Why, at a time when Uganda, a country that ranks 200 when measuring life expectancy at birth be moving toward eradicating the entire gay population instead of using more of its resources on public health efforts? Why allocate such resources in law enforcement and human capital and waste it on something so destructive when the country and the region could instead use such capital more toward increasing economic empowerment efforts on a micro level?

Why, as a country, and sometimes as an entire continent, are eyes so easily taken off the prize? Ugandan citizens are described as highly susceptible to any of the following diseases: bacterial diarrhea, hepatitis A, typhoid fever, malaria, plague, African trypanosomiasis (sleeping sickness) and schistosomiasis.

So, what's the response to all this? Let's kill all the gays! Why is this making sense to Ugandans that are in support of this legislation?

Uganda has fertile soil, regular rainfall and sizable mineral deposits of cobalt, copper and gold. Uganda also recently discovered oil, a major development that should shift Uganda's focus toward rapid economic development. So, why would a country blessed with such resources be so focused on state-sponsored eradication of a segment of its population?

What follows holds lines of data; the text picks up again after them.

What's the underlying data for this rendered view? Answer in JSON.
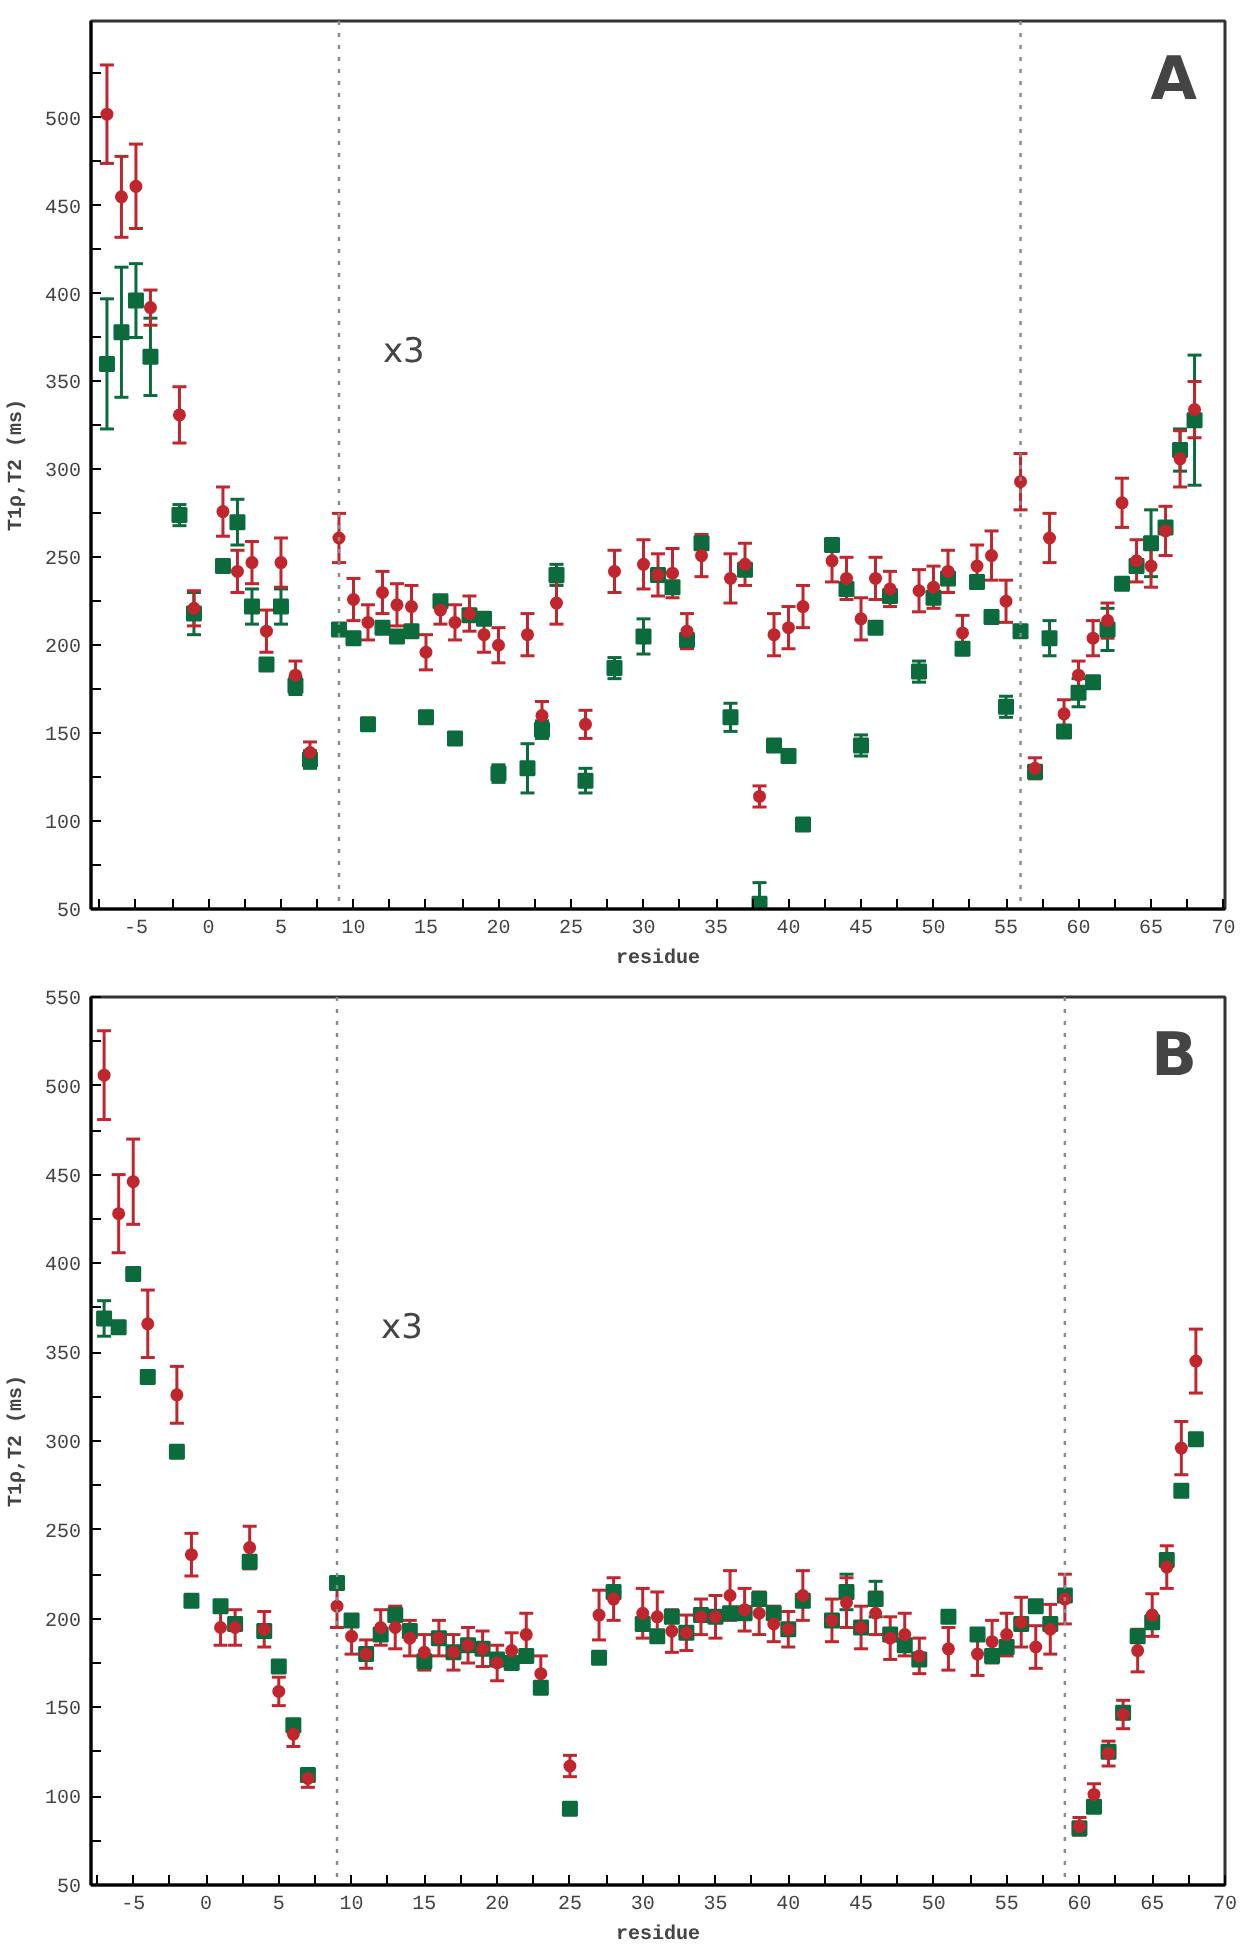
{
  "chart_data": [
    {
      "type": "scatter",
      "xlabel": "residue",
      "ylabel": "T1ρ,T2 (ms)",
      "annotations": [
        "A",
        "x3"
      ],
      "grid": false,
      "xlim": [
        -8.1,
        70.1
      ],
      "ylim": [
        50,
        555
      ],
      "xticks": [
        {
          "value": -7.5,
          "label": null
        },
        -5,
        {
          "value": -2.5,
          "label": null
        },
        0,
        {
          "value": 2.5,
          "label": null
        },
        5,
        {
          "value": 7.5,
          "label": null
        },
        10,
        {
          "value": 12.5,
          "label": null
        },
        15,
        {
          "value": 17.5,
          "label": null
        },
        20,
        {
          "value": 22.5,
          "label": null
        },
        25,
        {
          "value": 27.5,
          "label": null
        },
        30,
        {
          "value": 32.5,
          "label": null
        },
        35,
        {
          "value": 37.5,
          "label": null
        },
        40,
        {
          "value": 42.5,
          "label": null
        },
        45,
        {
          "value": 47.5,
          "label": null
        },
        50,
        {
          "value": 52.5,
          "label": null
        },
        55,
        {
          "value": 57.5,
          "label": null
        },
        60,
        {
          "value": 62.5,
          "label": null
        },
        65,
        {
          "value": 67.5,
          "label": null
        },
        70
      ],
      "yticks": [
        50,
        {
          "value": 75,
          "label": null
        },
        100,
        {
          "value": 125,
          "label": null
        },
        150,
        {
          "value": 175,
          "label": null
        },
        200,
        {
          "value": 225,
          "label": null
        },
        250,
        {
          "value": 275,
          "label": null
        },
        300,
        {
          "value": 325,
          "label": null
        },
        350,
        {
          "value": 375,
          "label": null
        },
        400,
        {
          "value": 425,
          "label": null
        },
        450,
        {
          "value": 475,
          "label": null
        },
        500,
        {
          "value": 525,
          "label": null
        }
      ],
      "ref_lines": [
        {
          "axis": "x",
          "value": 9,
          "color": "#8a8a8a",
          "line_style": "dotted"
        },
        {
          "axis": "x",
          "value": 56,
          "color": "#8a8a8a",
          "line_style": "dotted"
        }
      ],
      "series": [
        {
          "color": "#c0262d",
          "marker": "circle",
          "x": [
            -7,
            -6,
            -5,
            -4,
            -2,
            -1,
            1,
            2,
            3,
            4,
            5,
            6,
            7,
            9,
            10,
            11,
            12,
            13,
            14,
            15,
            16,
            17,
            18,
            19,
            20,
            22,
            23,
            24,
            26,
            28,
            30,
            31,
            32,
            33,
            34,
            36,
            37,
            38,
            39,
            40,
            41,
            43,
            44,
            45,
            46,
            47,
            49,
            50,
            51,
            52,
            53,
            54,
            55,
            56,
            57,
            58,
            59,
            60,
            61,
            62,
            63,
            64,
            65,
            66,
            67,
            68
          ],
          "values": [
            502,
            455,
            461,
            392,
            331,
            221,
            276,
            242,
            247,
            208,
            247,
            183,
            139,
            261,
            226,
            213,
            230,
            223,
            222,
            196,
            220,
            213,
            218,
            206,
            200,
            206,
            160,
            224,
            155,
            242,
            246,
            240,
            241,
            208,
            251,
            238,
            246,
            114,
            206,
            210,
            222,
            248,
            238,
            215,
            238,
            232,
            231,
            233,
            242,
            207,
            245,
            251,
            225,
            293,
            130,
            261,
            161,
            183,
            204,
            214,
            281,
            248,
            245,
            265,
            306,
            334
          ],
          "errors": [
            28,
            23,
            24,
            10,
            16,
            10,
            14,
            12,
            12,
            12,
            14,
            8,
            6,
            14,
            12,
            10,
            12,
            12,
            12,
            10,
            8,
            10,
            10,
            10,
            10,
            12,
            8,
            12,
            8,
            12,
            14,
            12,
            14,
            10,
            12,
            14,
            12,
            6,
            12,
            12,
            12,
            12,
            12,
            12,
            12,
            10,
            12,
            12,
            12,
            10,
            12,
            14,
            12,
            16,
            6,
            14,
            8,
            8,
            10,
            10,
            14,
            12,
            12,
            14,
            16,
            16
          ]
        },
        {
          "color": "#0b6b3c",
          "marker": "square",
          "x": [
            -7,
            -6,
            -5,
            -4,
            -2,
            -1,
            1,
            2,
            3,
            4,
            5,
            6,
            7,
            9,
            10,
            11,
            12,
            13,
            14,
            15,
            16,
            17,
            18,
            19,
            20,
            22,
            23,
            24,
            26,
            28,
            30,
            31,
            32,
            33,
            34,
            36,
            37,
            38,
            39,
            40,
            41,
            43,
            44,
            45,
            46,
            47,
            49,
            50,
            51,
            52,
            53,
            54,
            55,
            56,
            57,
            58,
            59,
            60,
            61,
            62,
            63,
            64,
            65,
            66,
            67,
            68
          ],
          "values": [
            360,
            378,
            396,
            364,
            274,
            218,
            245,
            270,
            222,
            189,
            222,
            177,
            135,
            209,
            204,
            155,
            210,
            205,
            208,
            159,
            225,
            147,
            217,
            215,
            127,
            130,
            152,
            240,
            123,
            187,
            205,
            240,
            233,
            203,
            258,
            159,
            243,
            53,
            143,
            137,
            98,
            257,
            232,
            143,
            210,
            228,
            185,
            227,
            238,
            198,
            236,
            216,
            165,
            208,
            128,
            204,
            151,
            173,
            179,
            209,
            235,
            245,
            258,
            267,
            311,
            328
          ],
          "errors": [
            37,
            37,
            21,
            22,
            6,
            12,
            null,
            13,
            10,
            null,
            10,
            5,
            5,
            null,
            null,
            null,
            null,
            null,
            null,
            null,
            null,
            null,
            null,
            null,
            5,
            14,
            5,
            6,
            7,
            6,
            10,
            null,
            null,
            null,
            null,
            8,
            null,
            [
              53,
              65
            ],
            null,
            null,
            null,
            null,
            null,
            6,
            null,
            null,
            6,
            null,
            null,
            null,
            null,
            null,
            6,
            null,
            null,
            10,
            null,
            8,
            null,
            12,
            null,
            null,
            19,
            null,
            12,
            37
          ]
        }
      ]
    },
    {
      "type": "scatter",
      "xlabel": "residue",
      "ylabel": "T1ρ,T2 (ms)",
      "annotations": [
        "B",
        "x3"
      ],
      "grid": false,
      "xlim": [
        -7.9,
        70
      ],
      "ylim": [
        50,
        550
      ],
      "xticks": [
        {
          "value": -7.5,
          "label": null
        },
        -5,
        {
          "value": -2.5,
          "label": null
        },
        0,
        {
          "value": 2.5,
          "label": null
        },
        5,
        {
          "value": 7.5,
          "label": null
        },
        10,
        {
          "value": 12.5,
          "label": null
        },
        15,
        {
          "value": 17.5,
          "label": null
        },
        20,
        {
          "value": 22.5,
          "label": null
        },
        25,
        {
          "value": 27.5,
          "label": null
        },
        30,
        {
          "value": 32.5,
          "label": null
        },
        35,
        {
          "value": 37.5,
          "label": null
        },
        40,
        {
          "value": 42.5,
          "label": null
        },
        45,
        {
          "value": 47.5,
          "label": null
        },
        50,
        {
          "value": 52.5,
          "label": null
        },
        55,
        {
          "value": 57.5,
          "label": null
        },
        60,
        {
          "value": 62.5,
          "label": null
        },
        65,
        {
          "value": 67.5,
          "label": null
        },
        70
      ],
      "yticks": [
        50,
        {
          "value": 75,
          "label": null
        },
        100,
        {
          "value": 125,
          "label": null
        },
        150,
        {
          "value": 175,
          "label": null
        },
        200,
        {
          "value": 225,
          "label": null
        },
        250,
        {
          "value": 275,
          "label": null
        },
        300,
        {
          "value": 325,
          "label": null
        },
        350,
        {
          "value": 375,
          "label": null
        },
        400,
        {
          "value": 425,
          "label": null
        },
        450,
        {
          "value": 475,
          "label": null
        },
        500,
        {
          "value": 525,
          "label": null
        },
        550
      ],
      "ref_lines": [
        {
          "axis": "x",
          "value": 9,
          "color": "#8a8a8a",
          "line_style": "dotted"
        },
        {
          "axis": "x",
          "value": 59,
          "color": "#8a8a8a",
          "line_style": "dotted"
        }
      ],
      "series": [
        {
          "color": "#c0262d",
          "marker": "circle",
          "x": [
            -7,
            -6,
            -5,
            -4,
            -2,
            -1,
            1,
            2,
            3,
            4,
            5,
            6,
            7,
            9,
            10,
            11,
            12,
            13,
            14,
            15,
            16,
            17,
            18,
            19,
            20,
            21,
            22,
            23,
            25,
            27,
            28,
            30,
            31,
            32,
            33,
            34,
            35,
            36,
            37,
            38,
            39,
            40,
            41,
            43,
            44,
            45,
            46,
            47,
            48,
            49,
            51,
            53,
            54,
            55,
            56,
            57,
            58,
            59,
            60,
            61,
            62,
            63,
            64,
            65,
            66,
            67,
            68
          ],
          "values": [
            506,
            428,
            446,
            366,
            326,
            236,
            195,
            195,
            240,
            194,
            159,
            135,
            110,
            207,
            190,
            180,
            195,
            195,
            189,
            181,
            189,
            181,
            185,
            183,
            175,
            182,
            191,
            169,
            117,
            202,
            211,
            203,
            201,
            193,
            192,
            201,
            201,
            213,
            205,
            203,
            197,
            194,
            213,
            199,
            209,
            195,
            203,
            189,
            191,
            179,
            183,
            180,
            187,
            191,
            198,
            184,
            194,
            211,
            83,
            101,
            124,
            146,
            182,
            202,
            229,
            296,
            345
          ],
          "errors": [
            25,
            22,
            24,
            19,
            16,
            12,
            10,
            10,
            12,
            10,
            8,
            7,
            5,
            12,
            10,
            8,
            10,
            12,
            10,
            10,
            10,
            10,
            10,
            10,
            10,
            10,
            12,
            10,
            6,
            14,
            12,
            14,
            14,
            12,
            10,
            10,
            12,
            14,
            12,
            12,
            10,
            10,
            14,
            12,
            14,
            12,
            12,
            12,
            12,
            10,
            12,
            12,
            12,
            12,
            14,
            12,
            14,
            14,
            5,
            6,
            7,
            8,
            12,
            12,
            12,
            15,
            18
          ]
        },
        {
          "color": "#0b6b3c",
          "marker": "square",
          "x": [
            -7,
            -6,
            -5,
            -4,
            -2,
            -1,
            1,
            2,
            3,
            4,
            5,
            6,
            7,
            9,
            10,
            11,
            12,
            13,
            14,
            15,
            16,
            17,
            18,
            19,
            20,
            21,
            22,
            23,
            25,
            27,
            28,
            30,
            31,
            32,
            33,
            34,
            35,
            36,
            37,
            38,
            39,
            40,
            41,
            43,
            44,
            45,
            46,
            47,
            48,
            49,
            51,
            53,
            54,
            55,
            56,
            57,
            58,
            59,
            60,
            61,
            62,
            63,
            64,
            65,
            66,
            67,
            68
          ],
          "values": [
            369,
            364,
            394,
            336,
            294,
            210,
            207,
            197,
            232,
            193,
            173,
            140,
            112,
            220,
            199,
            180,
            191,
            202,
            193,
            176,
            189,
            181,
            185,
            183,
            177,
            175,
            179,
            161,
            93,
            178,
            215,
            197,
            190,
            201,
            192,
            202,
            201,
            203,
            203,
            211,
            203,
            194,
            210,
            199,
            215,
            195,
            211,
            191,
            185,
            177,
            201,
            191,
            179,
            184,
            197,
            207,
            197,
            213,
            82,
            94,
            125,
            147,
            190,
            198,
            233,
            272,
            301
          ],
          "errors": [
            10,
            null,
            null,
            null,
            null,
            null,
            null,
            null,
            null,
            null,
            null,
            null,
            null,
            null,
            null,
            null,
            null,
            null,
            null,
            null,
            null,
            null,
            null,
            null,
            null,
            null,
            null,
            null,
            null,
            null,
            null,
            null,
            null,
            null,
            null,
            null,
            null,
            null,
            null,
            null,
            null,
            null,
            null,
            null,
            10,
            null,
            10,
            null,
            null,
            null,
            null,
            null,
            null,
            null,
            null,
            null,
            null,
            null,
            null,
            null,
            null,
            null,
            null,
            null,
            null,
            null,
            null
          ]
        }
      ]
    }
  ]
}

Some critics say that given Uganda's issues with widespread corruption, the anti-gay agenda is a very real way of distracting people from Uganda's true societal ills. But, amid international protests and criticism, Uganda appears to continue on with its efforts.

It's unlikely that pressure from other countries, even those providing development dollars, will make substantial impact on the law thus far. The bill's author, David Bahati, of the ruling National Resistance Movement party, has been quoted as saying, "We cannot exchange our dignity for money."